Getter Robo Hien ~THE EARTH SUICIDE~ (ゲッターロボ飛焔 〜THE EARTH SUICIDE〜, Gettā Robo Hien ~Ji Āsu Sūsaido~) is a Japanese manga created by Naoto Tsushima. It was a monthly serialized super robot manga continuing the Getter Robo mythos by way of the titular Getter Robo Hien. A total of 15 chapters were published the 28th of every month in Magna, a low-resolution free webcomic, only to be printed in higher quality in tankōbon volumes collecting five chapters each.

==Plot==
Taking place after Getter Robo Go and before Getter Ark, The series features an older Hayato, one of the original pilots of Getter Robo, who leads a new team of 3 youngsters who pilot a new machine: Getter Robo Hien.
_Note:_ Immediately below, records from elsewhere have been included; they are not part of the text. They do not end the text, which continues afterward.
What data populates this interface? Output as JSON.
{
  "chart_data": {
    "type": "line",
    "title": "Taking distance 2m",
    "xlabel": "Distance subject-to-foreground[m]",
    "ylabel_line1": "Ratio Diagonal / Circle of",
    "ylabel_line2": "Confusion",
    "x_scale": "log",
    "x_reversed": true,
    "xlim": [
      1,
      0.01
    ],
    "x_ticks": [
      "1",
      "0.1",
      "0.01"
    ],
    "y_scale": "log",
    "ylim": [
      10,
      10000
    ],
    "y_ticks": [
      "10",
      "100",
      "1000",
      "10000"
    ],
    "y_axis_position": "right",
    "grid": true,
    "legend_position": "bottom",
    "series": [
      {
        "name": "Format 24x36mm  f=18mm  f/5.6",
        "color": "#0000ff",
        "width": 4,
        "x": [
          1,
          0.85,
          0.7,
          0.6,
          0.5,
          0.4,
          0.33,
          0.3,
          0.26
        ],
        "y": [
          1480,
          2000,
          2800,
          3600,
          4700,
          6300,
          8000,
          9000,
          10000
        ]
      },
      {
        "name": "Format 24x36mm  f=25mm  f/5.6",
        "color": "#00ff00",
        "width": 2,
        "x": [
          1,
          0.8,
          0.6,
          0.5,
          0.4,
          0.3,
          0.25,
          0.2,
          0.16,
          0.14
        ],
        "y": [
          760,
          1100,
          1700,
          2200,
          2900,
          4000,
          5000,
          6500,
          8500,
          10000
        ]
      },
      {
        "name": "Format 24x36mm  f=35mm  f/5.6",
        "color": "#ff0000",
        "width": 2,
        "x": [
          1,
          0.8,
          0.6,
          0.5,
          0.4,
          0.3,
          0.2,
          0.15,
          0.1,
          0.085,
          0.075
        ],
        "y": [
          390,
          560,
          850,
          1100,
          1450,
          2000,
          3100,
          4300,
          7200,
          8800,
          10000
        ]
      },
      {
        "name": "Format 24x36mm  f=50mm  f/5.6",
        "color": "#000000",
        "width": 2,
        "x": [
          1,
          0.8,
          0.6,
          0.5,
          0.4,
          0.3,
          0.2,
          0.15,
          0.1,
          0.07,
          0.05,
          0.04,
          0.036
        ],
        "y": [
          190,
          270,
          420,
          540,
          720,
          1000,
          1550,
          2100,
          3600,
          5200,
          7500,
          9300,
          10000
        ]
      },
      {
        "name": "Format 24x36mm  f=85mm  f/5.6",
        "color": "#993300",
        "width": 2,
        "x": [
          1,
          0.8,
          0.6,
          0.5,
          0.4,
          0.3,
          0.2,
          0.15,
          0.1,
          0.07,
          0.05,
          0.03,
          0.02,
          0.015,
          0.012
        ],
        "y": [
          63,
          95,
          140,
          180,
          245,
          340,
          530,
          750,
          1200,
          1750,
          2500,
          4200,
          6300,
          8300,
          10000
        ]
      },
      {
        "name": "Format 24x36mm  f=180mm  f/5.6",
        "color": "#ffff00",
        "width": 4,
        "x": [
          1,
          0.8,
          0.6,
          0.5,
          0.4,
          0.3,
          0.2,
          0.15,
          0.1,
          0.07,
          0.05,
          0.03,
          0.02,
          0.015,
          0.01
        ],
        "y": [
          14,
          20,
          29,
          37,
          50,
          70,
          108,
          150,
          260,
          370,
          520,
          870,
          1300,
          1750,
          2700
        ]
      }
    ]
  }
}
Together, they face an army of plant monsters led by evil Professor Jacov. Jacov seeks to eradicate all human life, because he believes plants are the rightful heirs to the Earth because getter rays influenced their evolution long before humans even existed.

==Characters==

===Saotome Research Institute===
- Hayato Jin (神隼人, Jin Hayato)
The Head of the Saotome Institute and ex-pilot of Getter. He currently manages the institute after Prof. Saotome's disappearance.

====Getter Team====
- Tsurugi Ryuga (竜牙剣, Ryūga Tsurugi)
 Pilot of Getter Hien 1, he is the only survivor of D-City when his father and the friend were killed from the mysterious plant attacks. It excels in mechanic's manipulation, and it has the ability to turn parts of its body willingly into firearm-like weapons. The one's first campaign was decorated with mastering the control method of the first machine taken for the first time only by looking over the manual data for a short time, and subjugating father's enmity. He was then trained for a week and permanently became the main member of the Getter Team.
- Dan Amakusa (天草弾, Amakusa Dan)
 Pilot of Getter Hien 2, the Jakofu killed her parents. Her white hair is from the shock of losing her parents at such a young age. They died right before her very eyes.
- Goki Hagane (鋼轟鬼, Hagane Gōki)
 Pilot of Getter Hien 3.

===American Army===
- Rosario (ロザリオ, Rozario): Excalibur's Main Pilot.

===Enemies===
- Professor Jacov (プロフェッサー ジャコフ, Purofessā Jakofu): A mad scientist focused on world conquest.he seems to know when his creatures are killed.
- Manius Jacov (マニウス·ジャコフ, Maniusu Jakofu): Professor Jacov's son.

==Mechanics==

===Getter Robo Hien===

====Getter 1====
- Attacks
  - Getter Tomahawk: A gigantic twin-bladed axe, and Getter-1's main melee weapon.
  - Plasma Nova: A giant plasma beam from the twin cannons inside Getter-1's shoulders.

====Getter 2====
- Attacks
  - Getter Drill

====Getter 3====
- Attacks
  - Napalm Rain: Getter-3 launches an endless flurry of missiles launched from his arms, fingers, and many other spots.
  - Roaring Destruction of Heaven and Earth (天地轟橋, Tenchi Gōkai):

===Excalibur===
Excalibur (エクスカリバー, Ekusukaribā) is a Super Robot from the United States. It has an aerodynamic form and a humanoid form.

====Humanoid form====
- Attacks
  - Justice: the Statue of Liberty changes form and becomes a giant beam cannon wielded by Excalibur.
  - Maximum Thunder:

===Excalibur II===
Excalibur II (エクスカリバーII, Ekusukaribā II) is a Super Robot from the United States. It has an aerodynamic form and a humanoid form.